Antes o Tempo Não Acabava é um filme sobre identidade – ou identidades, já que, em maior ou menor grau, todos nos apresentamos ao mundo de maneiras diversas dependendo do contexto, dos interesses imediatos e do que vivemos até ali. A identidade, claro, também é naturalmente fluida ao longo de nossas existências: mudamos porque crescemos, aprendemos e reagimos ao que nos cerca. Mas há também as mudanças que acontecem por necessidade ou simples desejo de ser outro tipo de pessoa, de ter outra vida.
O protagonista deste longa, o índio Anderson (Tikuna), ilustra um pouco tudo isso: criado em sua vila e tendo participado dos rituais de passagem concebidos por seus anciões, ele agora é um quase adulto que reside em Manaus, trabalha numa linha de produção e experimenta com sua sexualidade. Neste aspecto, as experiências particulares do rapaz o tornam universal, conferindo ao filme em si uma estatura maior do que a de um estudo de personagem (o que é), atuando como uma reflexão sobre grupos diversos e (especialmente) minorias.

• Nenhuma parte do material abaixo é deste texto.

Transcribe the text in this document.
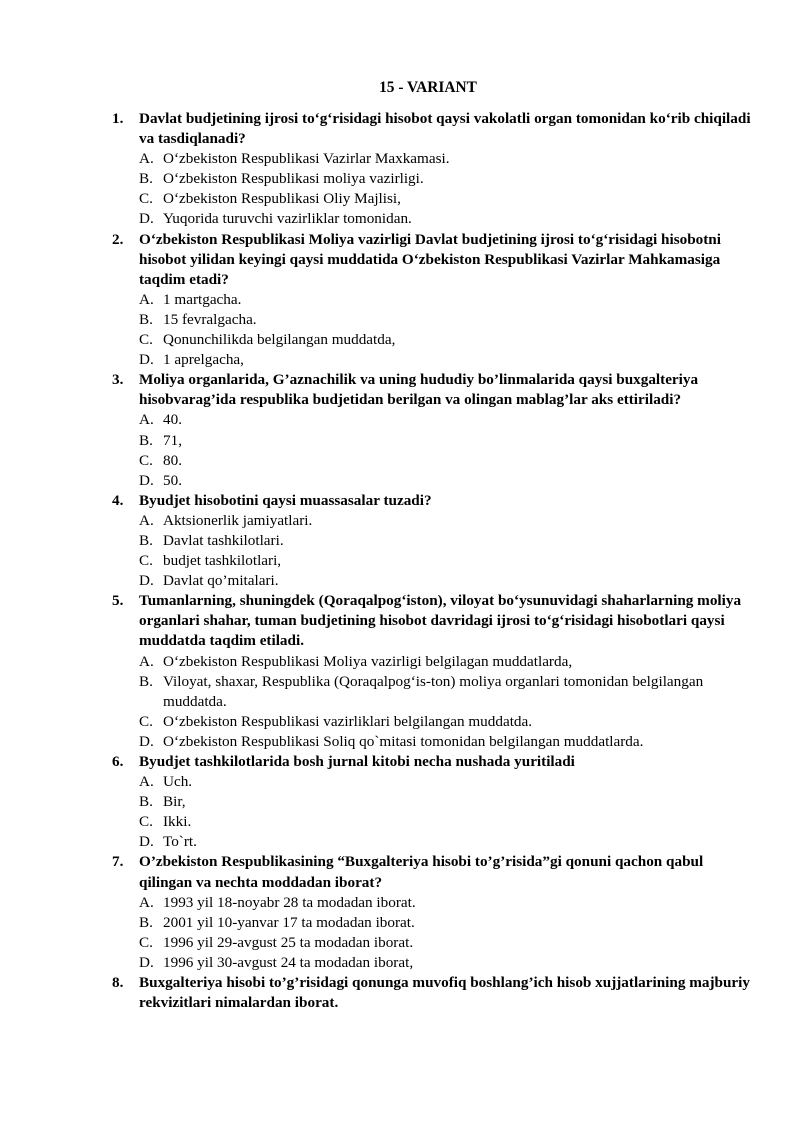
15 - VARIANT
1. Davlat budjetining ijrosi to‘g‘risidagi hisobot qaysi vakolatli organ tomonidan ko‘rib chiqiladi va tasdiqlanadi?
A. O‘zbekiston Respublikasi Vazirlar Maxkamasi.
B. O‘zbekiston Respublikasi moliya vazirligi.
C. O‘zbekiston Respublikasi Oliy Majlisi,
D. Yuqorida turuvchi vazirliklar tomonidan.
2. O‘zbekiston Respublikasi Moliya vazirligi Davlat budjetining ijrosi to‘g‘risidagi hisobotni hisobot yilidan keyingi qaysi muddatida O‘zbekiston Respublikasi Vazirlar Mahkamasiga taqdim etadi?
A. 1 martgacha.
B. 15 fevralgacha.
C. Qonunchilikda belgilangan muddatda,
D. 1 aprelgacha,
3. Moliya organlarida, G’aznachilik va uning hududiy bo’linmalarida qaysi buxgalteriya hisobvarag’ida respublika budjetidan berilgan va olingan mablag’lar aks ettiriladi?
A. 40.
B. 71,
C. 80.
D. 50.
4. Byudjet hisobotini qaysi muassasalar tuzadi?
A. Aktsionerlik jamiyatlari.
B. Davlat tashkilotlari.
C. budjet tashkilotlari,
D. Davlat qo’mitalari.
5. Tumanlarning, shuningdek (Qoraqalpog‘iston), viloyat bo‘ysunuvidagi shaharlarning moliya organlari shahar, tuman budjetining hisobot davridagi ijrosi to‘g‘risidagi hisobotlari qaysi muddatda taqdim etiladi.
A. O‘zbekiston Respublikasi Moliya vazirligi belgilagan muddatlarda,
B. Viloyat, shaxar, Respublika (Qoraqalpog‘is-ton) moliya organlari tomonidan belgilangan muddatda.
C. O‘zbekiston Respublikasi vazirliklari belgilangan muddatda.
D. O‘zbekiston Respublikasi Soliq qo`mitasi tomonidan belgilangan muddatlarda.
6. Byudjet tashkilotlarida bosh jurnal kitobi necha nushada yuritiladi
A. Uch.
B. Bir,
C. Ikki.
D. To`rt.
7. O’zbekiston Respublikasining “Buxgalteriya hisobi to’g’risida”gi qonuni qachon qabul qilingan va nechta moddadan iborat?
A. 1993 yil 18-noyabr 28 ta modadan iborat.
B. 2001 yil 10-yanvar 17 ta modadan iborat.
C. 1996 yil 29-avgust 25 ta modadan iborat.
D. 1996 yil 30-avgust 24 ta modadan iborat,
8. Buxgalteriya hisobi to’g’risidagi qonunga muvofiq boshlang’ich hisob xujjatlarining majburiy rekvizitlari nimalardan iborat.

Desejando trocar seu nome por um de “homem branco”, Anderson se vê claramente em conflito com suas origens – embora continue a usar o colar que o acompanha desde a infância e tenha conversas com seu xamã que apontam para um respeito ligado à autoridade espiritual deste (por outro lado, é sintomático que, ao ter uma visão envolvendo outro guru espiritual que o presenteia com um talismã, este seja branco). Do mesmo modo, o jovem explora a percepção recém-descoberta de sua homossexualidade ou mesmo de uma inclinação à transexualidade, maquiando-se e entregando-se a experiências sexuais com homens e mulheres (e ambos parecem satisfazê-lo).

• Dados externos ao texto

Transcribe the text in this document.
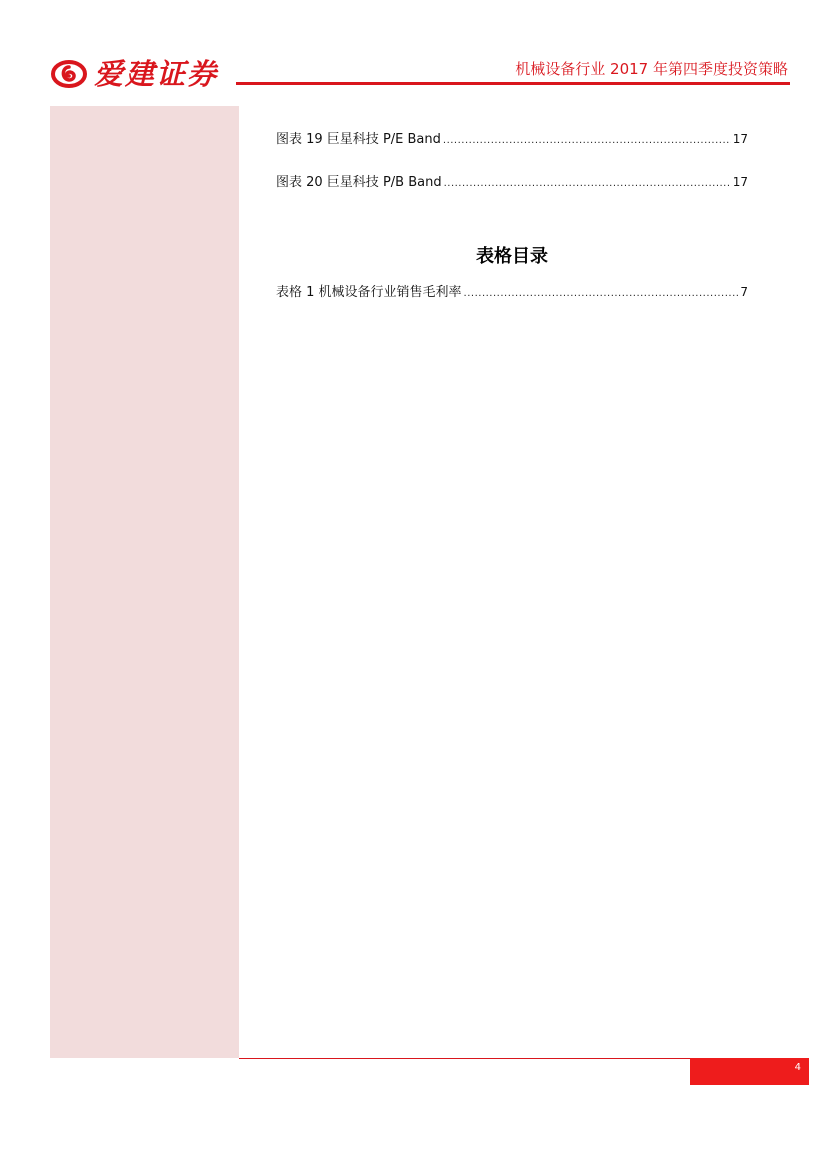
爱建证券	机械设备行业 2017 年第四季度投资策略
图表 19 巨星科技 P/E Band .....	17
图表 20 巨星科技 P/B Band .....	17
表格目录
表格 1 机械设备行业销售毛利率 .....	7
4
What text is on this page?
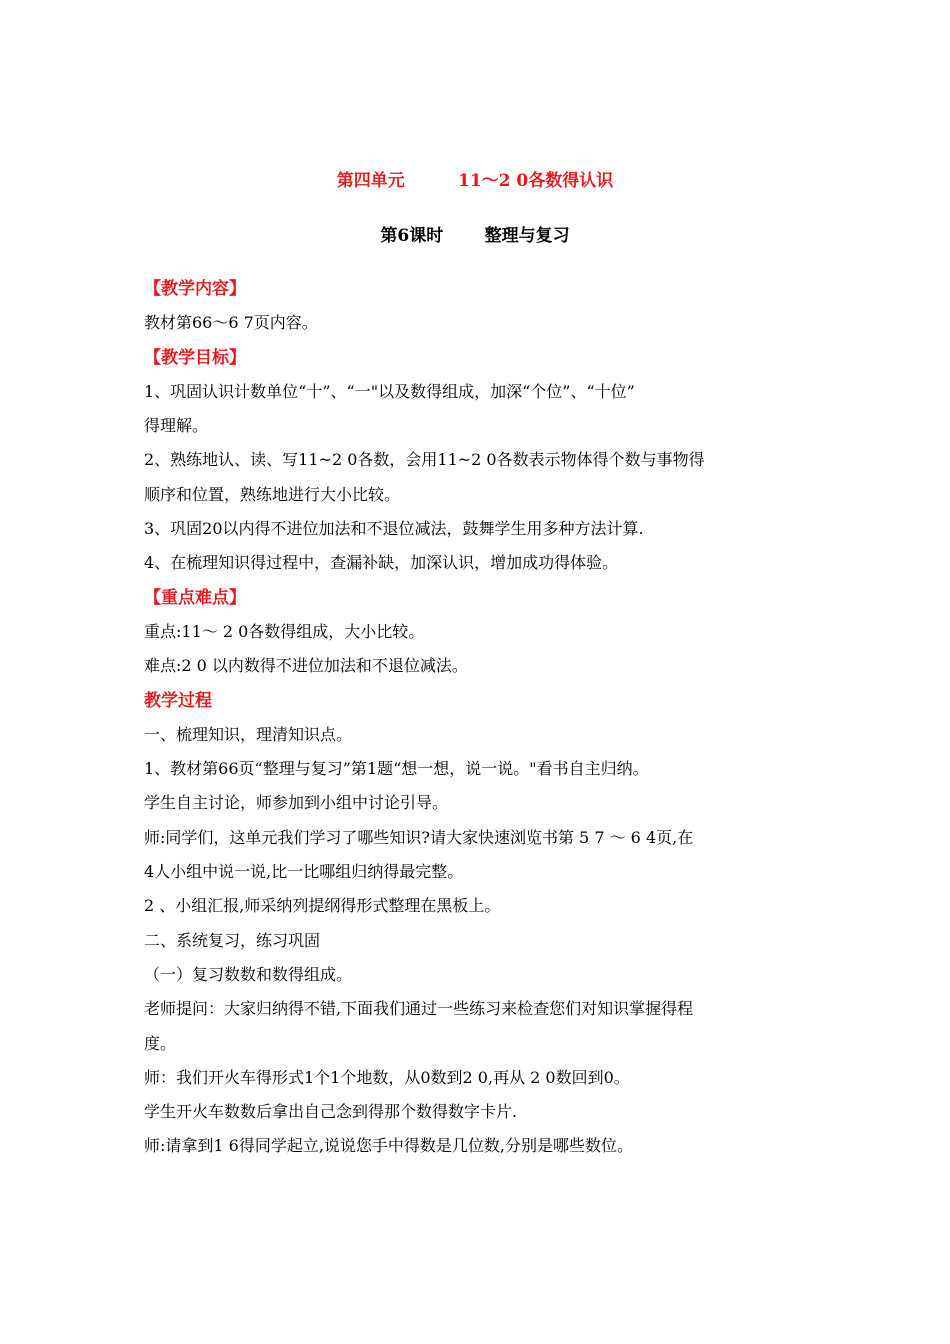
第四单元	11～2 0各数得认识
第6课时 整理与复习
【教学内容】
教材第66～6 7页内容。
【教学目标】
1、巩固认识计数单位“十”、“一"以及数得组成，加深“个位”、“十位”
得理解。
2、熟练地认、读、写11~2 0各数，会用11~2 0各数表示物体得个数与事物得
顺序和位置，熟练地进行大小比较。
3、巩固20以内得不进位加法和不退位减法，鼓舞学生用多种方法计算.
4、在梳理知识得过程中，查漏补缺，加深认识，增加成功得体验。
【重点难点】
重点:11～ 2 0各数得组成，大小比较。
难点:2 0 以内数得不进位加法和不退位减法。
教学过程
一、梳理知识，理清知识点。
1、教材第66页“整理与复习”第1题“想一想，说一说。"看书自主归纳。
学生自主讨论，师参加到小组中讨论引导。
师:同学们，这单元我们学习了哪些知识?请大家快速浏览书第 5 7 ～ 6 4页,在
4人小组中说一说,比一比哪组归纳得最完整。
2 、小组汇报,师采纳列提纲得形式整理在黑板上。
二、系统复习，练习巩固
（一）复习数数和数得组成。
老师提问：大家归纳得不错,下面我们通过一些练习来检查您们对知识掌握得程
度。
师：我们开火车得形式1个1个地数，从0数到2 0,再从 2 0数回到0。
学生开火车数数后拿出自己念到得那个数得数字卡片.
师:请拿到1 6得同学起立,说说您手中得数是几位数,分别是哪些数位。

Dirigido pela dupla Fábio Baldo e Sérgio Andrade e empregando bem as locações para ilustrar a jornada interior do personagem (é interessante, por exemplo, que sua primeira relação homossexual seja em um barco), Antes o Tempo Não Acabava cria um contraste importante logo no começo ao contrapor a vila do protagonista com o barraco de madeira que passa a ocupar na periferia de Manaus – e se há quem diga, preconceituosamente, que índios não são civilizados (sem compreender que o conceito de civilização é particular a cada cultura), fica difícil não observar que a existência miserável de Anderson em seu casebre que mal se mantém em pé é algo que aponta (aí, sim) para uma falta de civilidade atroz e que é algo ao qual submetemos tantos miseráveis ao redor do mundo em função das desigualdades econômicas e da falta de oportunidades.
E ao colocar-se de pé em um barco no meio do rio e projetar sua voz, Anderson (e o filme) demonstra que, como o eco que se espalha à distância, minorias como as representadas pelo jovem têm potencial para ir longe caso a sociedade lhes dê condições mínimas para isso. O problema é este “caso”.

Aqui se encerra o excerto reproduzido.